Questions for Sensory Systems: General, Vision, Hearing


    1. What are the basic properties of sensory receptors? Give an example of each.

2. What specifically is sensory transduction? Think about this on the level of individual sensory cells from the general senses, vision, and hearing and the mechanics in each case. What is the actual site of sensory transduction in each?
 
3. How is information about stimulus intensity conveyed to the CNS?

4. Why is it that the visual system of an insect generates an image much like a computer monitor and that of a vertebrate or cephalopod is more like a camera? What are the terms for these two types of eyes and what is the relevant anatomy for image formation in each case?

5. Where is light bent the most in a terrestrial vertebrate’s eye? Would you expect the same thing for the eye of a fish? Why or why not? What needs to happen for an image to be formed in a vertebrate’s eye? How is this accomplished?

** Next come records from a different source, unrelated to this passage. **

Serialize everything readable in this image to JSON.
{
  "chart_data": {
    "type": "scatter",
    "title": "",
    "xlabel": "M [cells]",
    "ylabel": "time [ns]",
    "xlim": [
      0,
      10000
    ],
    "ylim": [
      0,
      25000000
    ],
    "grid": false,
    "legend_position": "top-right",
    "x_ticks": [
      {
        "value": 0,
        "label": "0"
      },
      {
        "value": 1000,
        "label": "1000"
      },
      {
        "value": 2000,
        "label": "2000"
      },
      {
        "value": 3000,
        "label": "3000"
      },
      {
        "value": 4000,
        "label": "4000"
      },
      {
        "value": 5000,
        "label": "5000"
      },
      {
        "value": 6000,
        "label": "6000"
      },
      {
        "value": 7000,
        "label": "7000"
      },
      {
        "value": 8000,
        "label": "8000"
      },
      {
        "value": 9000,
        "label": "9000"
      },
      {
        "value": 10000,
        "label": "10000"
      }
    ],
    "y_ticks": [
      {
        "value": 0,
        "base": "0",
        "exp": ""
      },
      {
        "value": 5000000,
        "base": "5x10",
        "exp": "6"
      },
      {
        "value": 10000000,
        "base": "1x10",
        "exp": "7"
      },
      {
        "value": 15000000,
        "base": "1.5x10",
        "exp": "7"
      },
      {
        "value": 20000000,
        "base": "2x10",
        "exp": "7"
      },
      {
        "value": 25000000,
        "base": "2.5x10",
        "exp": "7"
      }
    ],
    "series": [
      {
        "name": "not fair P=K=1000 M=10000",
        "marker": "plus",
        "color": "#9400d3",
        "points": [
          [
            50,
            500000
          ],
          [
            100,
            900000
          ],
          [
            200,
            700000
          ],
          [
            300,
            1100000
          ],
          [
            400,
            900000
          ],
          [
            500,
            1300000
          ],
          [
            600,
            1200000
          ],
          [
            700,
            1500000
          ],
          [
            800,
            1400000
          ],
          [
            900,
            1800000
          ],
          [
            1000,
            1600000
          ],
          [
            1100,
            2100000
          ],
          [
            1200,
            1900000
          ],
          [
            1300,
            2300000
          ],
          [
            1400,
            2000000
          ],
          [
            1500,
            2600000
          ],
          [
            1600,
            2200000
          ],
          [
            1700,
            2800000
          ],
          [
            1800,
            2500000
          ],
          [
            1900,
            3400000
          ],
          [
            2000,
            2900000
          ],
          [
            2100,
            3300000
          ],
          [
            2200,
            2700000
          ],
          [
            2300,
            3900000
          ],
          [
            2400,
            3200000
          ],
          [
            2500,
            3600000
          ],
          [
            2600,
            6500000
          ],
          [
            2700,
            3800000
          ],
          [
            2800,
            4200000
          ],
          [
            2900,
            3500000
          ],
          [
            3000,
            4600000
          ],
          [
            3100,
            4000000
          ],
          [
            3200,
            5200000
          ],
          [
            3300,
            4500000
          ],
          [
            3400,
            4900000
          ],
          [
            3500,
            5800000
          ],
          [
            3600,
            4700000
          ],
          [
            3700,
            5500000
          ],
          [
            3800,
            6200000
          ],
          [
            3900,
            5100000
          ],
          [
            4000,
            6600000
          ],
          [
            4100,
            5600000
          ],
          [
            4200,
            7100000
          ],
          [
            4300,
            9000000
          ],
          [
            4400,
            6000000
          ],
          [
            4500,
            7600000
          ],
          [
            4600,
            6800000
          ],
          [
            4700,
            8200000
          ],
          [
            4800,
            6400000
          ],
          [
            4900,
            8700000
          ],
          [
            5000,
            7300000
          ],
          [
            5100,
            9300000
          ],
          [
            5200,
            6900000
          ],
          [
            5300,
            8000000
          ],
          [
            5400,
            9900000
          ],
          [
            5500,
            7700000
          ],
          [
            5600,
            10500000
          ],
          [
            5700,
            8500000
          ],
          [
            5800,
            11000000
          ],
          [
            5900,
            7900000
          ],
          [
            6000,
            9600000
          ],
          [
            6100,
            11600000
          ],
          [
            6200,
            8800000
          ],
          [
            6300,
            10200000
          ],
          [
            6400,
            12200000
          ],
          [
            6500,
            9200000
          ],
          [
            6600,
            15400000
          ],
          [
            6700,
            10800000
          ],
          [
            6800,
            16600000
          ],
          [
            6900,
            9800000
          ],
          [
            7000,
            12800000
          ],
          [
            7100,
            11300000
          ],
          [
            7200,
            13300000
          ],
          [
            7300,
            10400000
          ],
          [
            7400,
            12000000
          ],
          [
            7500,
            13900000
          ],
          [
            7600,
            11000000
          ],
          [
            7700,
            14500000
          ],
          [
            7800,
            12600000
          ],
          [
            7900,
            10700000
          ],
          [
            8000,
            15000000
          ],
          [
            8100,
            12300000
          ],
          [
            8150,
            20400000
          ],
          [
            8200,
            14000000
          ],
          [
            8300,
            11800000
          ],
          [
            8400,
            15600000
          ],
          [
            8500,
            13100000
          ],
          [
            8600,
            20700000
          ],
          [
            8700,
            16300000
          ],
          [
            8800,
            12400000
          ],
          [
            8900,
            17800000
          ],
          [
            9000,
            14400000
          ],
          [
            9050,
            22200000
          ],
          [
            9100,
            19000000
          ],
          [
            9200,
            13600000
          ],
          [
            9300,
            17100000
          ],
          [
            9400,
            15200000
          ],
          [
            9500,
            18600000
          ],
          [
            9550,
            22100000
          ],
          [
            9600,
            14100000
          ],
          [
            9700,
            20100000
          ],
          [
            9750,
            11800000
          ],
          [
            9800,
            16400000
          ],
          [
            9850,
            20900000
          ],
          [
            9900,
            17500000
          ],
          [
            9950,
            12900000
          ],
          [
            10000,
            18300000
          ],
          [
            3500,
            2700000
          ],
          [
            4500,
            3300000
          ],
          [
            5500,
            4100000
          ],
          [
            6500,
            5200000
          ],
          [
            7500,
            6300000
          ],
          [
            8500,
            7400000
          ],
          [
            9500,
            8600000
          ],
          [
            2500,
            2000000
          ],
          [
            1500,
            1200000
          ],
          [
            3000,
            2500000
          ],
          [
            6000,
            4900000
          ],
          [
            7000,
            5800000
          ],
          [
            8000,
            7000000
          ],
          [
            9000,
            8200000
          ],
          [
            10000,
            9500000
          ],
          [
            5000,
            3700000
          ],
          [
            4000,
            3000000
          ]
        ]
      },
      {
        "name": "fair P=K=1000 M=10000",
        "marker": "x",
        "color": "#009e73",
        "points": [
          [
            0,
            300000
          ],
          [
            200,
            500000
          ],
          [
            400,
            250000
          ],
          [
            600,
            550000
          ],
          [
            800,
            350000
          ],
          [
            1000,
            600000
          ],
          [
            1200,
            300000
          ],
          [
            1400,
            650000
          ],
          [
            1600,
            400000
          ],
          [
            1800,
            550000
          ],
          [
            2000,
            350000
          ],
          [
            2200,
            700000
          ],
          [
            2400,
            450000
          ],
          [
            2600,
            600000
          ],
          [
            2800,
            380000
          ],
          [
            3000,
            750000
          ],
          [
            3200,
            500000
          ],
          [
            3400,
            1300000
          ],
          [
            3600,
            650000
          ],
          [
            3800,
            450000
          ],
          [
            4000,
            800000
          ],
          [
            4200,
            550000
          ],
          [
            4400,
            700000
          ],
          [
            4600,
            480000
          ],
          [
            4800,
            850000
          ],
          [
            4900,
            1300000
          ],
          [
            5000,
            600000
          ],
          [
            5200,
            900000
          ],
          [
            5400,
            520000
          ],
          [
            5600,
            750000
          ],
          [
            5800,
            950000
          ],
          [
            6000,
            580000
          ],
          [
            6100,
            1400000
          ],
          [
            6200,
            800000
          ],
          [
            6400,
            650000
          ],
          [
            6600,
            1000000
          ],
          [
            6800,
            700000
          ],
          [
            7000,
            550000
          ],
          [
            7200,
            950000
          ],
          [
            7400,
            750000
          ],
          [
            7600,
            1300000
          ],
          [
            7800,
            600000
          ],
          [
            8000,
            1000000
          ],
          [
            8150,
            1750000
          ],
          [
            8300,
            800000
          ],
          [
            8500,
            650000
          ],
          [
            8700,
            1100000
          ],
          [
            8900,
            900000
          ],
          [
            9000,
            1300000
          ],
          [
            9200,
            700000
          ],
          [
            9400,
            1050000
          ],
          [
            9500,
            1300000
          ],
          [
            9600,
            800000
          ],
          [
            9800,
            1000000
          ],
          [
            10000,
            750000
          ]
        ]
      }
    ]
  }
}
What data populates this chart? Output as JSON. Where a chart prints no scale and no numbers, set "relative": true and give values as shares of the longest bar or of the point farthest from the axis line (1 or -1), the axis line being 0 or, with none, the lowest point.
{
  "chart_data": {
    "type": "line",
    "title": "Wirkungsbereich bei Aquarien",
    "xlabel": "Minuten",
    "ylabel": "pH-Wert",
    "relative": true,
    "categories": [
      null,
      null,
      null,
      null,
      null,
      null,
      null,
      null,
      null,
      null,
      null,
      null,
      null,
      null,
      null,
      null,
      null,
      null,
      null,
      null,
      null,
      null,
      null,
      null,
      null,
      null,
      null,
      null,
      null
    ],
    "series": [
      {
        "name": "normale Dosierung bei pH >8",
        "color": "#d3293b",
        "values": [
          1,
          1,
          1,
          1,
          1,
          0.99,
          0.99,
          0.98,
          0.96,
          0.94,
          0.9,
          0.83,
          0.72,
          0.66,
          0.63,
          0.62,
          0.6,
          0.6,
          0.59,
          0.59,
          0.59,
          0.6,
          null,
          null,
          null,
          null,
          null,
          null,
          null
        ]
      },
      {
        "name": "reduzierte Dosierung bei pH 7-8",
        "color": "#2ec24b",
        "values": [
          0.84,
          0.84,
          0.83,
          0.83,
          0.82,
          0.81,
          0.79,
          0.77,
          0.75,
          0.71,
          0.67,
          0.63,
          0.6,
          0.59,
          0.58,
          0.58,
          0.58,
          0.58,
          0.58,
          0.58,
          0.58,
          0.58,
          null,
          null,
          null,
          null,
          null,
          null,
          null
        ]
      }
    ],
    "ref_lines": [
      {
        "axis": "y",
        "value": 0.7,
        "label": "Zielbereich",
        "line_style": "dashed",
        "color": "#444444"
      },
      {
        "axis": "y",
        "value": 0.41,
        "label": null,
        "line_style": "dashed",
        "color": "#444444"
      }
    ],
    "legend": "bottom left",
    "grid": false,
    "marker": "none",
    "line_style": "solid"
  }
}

6. Why is it not surprising that our eye (and that of other vertebrates) has integrative capabilities?

7. What is sensory adaptation? Give an example of this.


8. What is two-point discrimination? Could you get clues to what the two-point discrimination was for a given part of the body by studying the brain itself? Where would you look and what would you see?


9. What is weird about the way the vertebrate eye is structured? What are two consequences of this odd structure?


10. What two types of information are present in a sound? How are these two types of information encoded (i.e., transduced) into neural signals and where does this encoding take place?

11.  Sensory receptor neurons expressing the same odorant receptor type converge where?  Where on the sensory receptor cell itself does binding of odorant molecules take place?


12.  The reception of smells like those of cheese and of pheromones is different for a mouse.  What do I mean by this?  Think in terms of the receptors the compounds bind, the specific structures this binding takes place in/on, what the first part of the nervous system to receive the information is, and where the information goes from that point in a general sense (what major brain areas).